From my own experience in the modern conservative coalition, including growing up in an extremely conservative Southern evangelical household, I know that the base will remain strong in certain areas without any need to moderate its views. However, your base alone can’t win elections.
The Right, like any other political movement, finds itself every now and then at a point where it needs to reevaluate itself. Today, too many in the GOP don’t want to admit that they’ve lost any policy mandate they might have had in 2010. Until they do—listening to some of their own leaders, like Jeb Bush—they are doomed to stay in the current state of stagnation.
At the last minute, Grover Norquist agreed that the Senate’s fiscal cliff compromise was an acceptable solution. However this support of compromise from the economic far-right would last only a few hours, until the Club for Growth told Republicans in the House they must vote “no” on the compromise; a bill which the group reasoned was simply “business as usual,” adding that the only reason the Senate passed the bill so late at night was “in the hopes of avoiding public scrutiny” rather than gridlock and political maneuvering. The far right found its champion in the Senate with Sen. Marco Rubio, who voted “no,” arguing that it was a matter of principle and not politics.
What the Tea Party-backed senator realized was that if he wants to have any chance of winning the nomination in 2016 he’ll have to cater to the hard right. And if Rubio’s calculations are any indication, this means relatively little moderation for the party in the short run.

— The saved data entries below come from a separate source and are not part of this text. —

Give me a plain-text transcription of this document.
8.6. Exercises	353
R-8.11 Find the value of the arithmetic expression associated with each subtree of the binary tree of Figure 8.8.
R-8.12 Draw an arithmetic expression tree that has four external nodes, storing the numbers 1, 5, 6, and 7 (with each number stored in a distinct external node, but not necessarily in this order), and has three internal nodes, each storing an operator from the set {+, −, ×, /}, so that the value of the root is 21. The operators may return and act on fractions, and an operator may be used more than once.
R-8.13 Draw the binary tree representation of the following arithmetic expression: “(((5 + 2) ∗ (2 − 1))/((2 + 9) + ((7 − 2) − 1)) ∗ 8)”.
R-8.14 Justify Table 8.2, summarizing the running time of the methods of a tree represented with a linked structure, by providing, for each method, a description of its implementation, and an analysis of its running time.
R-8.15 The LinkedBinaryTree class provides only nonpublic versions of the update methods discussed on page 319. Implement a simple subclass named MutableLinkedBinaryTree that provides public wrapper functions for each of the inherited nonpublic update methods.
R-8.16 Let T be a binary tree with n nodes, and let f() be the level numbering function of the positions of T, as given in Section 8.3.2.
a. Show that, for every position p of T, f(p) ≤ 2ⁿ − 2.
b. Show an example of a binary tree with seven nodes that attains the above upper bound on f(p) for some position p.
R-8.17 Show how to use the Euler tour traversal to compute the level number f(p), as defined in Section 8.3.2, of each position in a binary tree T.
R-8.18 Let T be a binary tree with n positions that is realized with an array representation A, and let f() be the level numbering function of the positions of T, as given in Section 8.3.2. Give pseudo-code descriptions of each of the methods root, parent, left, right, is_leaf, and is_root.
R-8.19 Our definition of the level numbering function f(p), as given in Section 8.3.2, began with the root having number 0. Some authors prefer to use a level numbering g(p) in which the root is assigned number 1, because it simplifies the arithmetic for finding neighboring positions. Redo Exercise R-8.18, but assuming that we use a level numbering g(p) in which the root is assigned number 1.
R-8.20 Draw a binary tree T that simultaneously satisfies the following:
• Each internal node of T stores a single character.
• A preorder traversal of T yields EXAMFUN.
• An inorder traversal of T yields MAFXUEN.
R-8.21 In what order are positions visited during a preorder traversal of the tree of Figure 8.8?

But it doesn’t have to be this way. A more modern conservative coalition would broaden the base and bring in new leaders—exchanging the “intense policy demanders” like the National Rifle Association for those promoting innovative policies on issues where conservatives are losing (gay marriage, gun control, taxing the wealthy). The problem is that given the strength of conservative voters in the primary electorate, most less-extreme candidates don’t stand much of a chance. And while some in the old guard have tested the waters with moves such as David Keene’s inclusion of the gay Republican group GOProud to the Conservative Political Action Conference, it will be the next generation of Republican leaders who determine whether the party of Reagan is ready to move past the ‘80s and come to terms with a changing America.